But an assignment is an assignment. I struggled through the process, eventually finding myself with a piece that fit together, worked with the poem, and met all the theory requirements. Nonetheless, I was disheartened by the result. Benjamin, however, thought "The Captain's Daughter" was wonderful, and could daily be found pounding out the minor tune on the piano, until I finally cried in exasperation: "Ben, write your own piece!"
And so he did. A few days later I found a sheet of paper, folded in quarters, sitting on my bed.
Several years later, in 2010, another piece of his was performed, this time for a much larger audience, when friend Jenny and I played the piano-cello duet he composed specifically for us: "Forgotten Fantasia." And again, this spring, another ensemble of his, "Time," was played by Emmy, Rachel, and friend Jo.

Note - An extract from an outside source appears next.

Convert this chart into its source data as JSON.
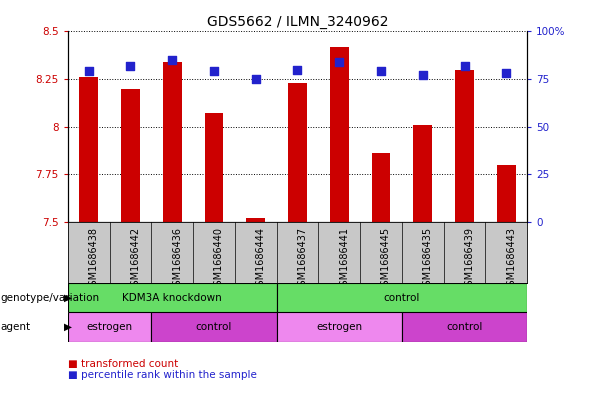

But tomorrow is the real deal. At 3pm, in the sanctuary of Mount Scott Church of God, Benjamin will conduct OPAYCO in the first performance of his orchestral piece, "Battle for Skandia." Exciting, beautiful, and just plain fun, it has been such a privilege to be a participant in the premiering of his music. Tomorrow, as the grin slides over my face in response to the catchy cello motif, or the throb of the timpani beat, or the melancholic measures of the English horn, I'll look at Ben, and remember his first song. I'll remember that afternoon, swinging our bare feet from the piano bench, playing "My Sister Sarah." And I'll be proud of my famous composer-brother.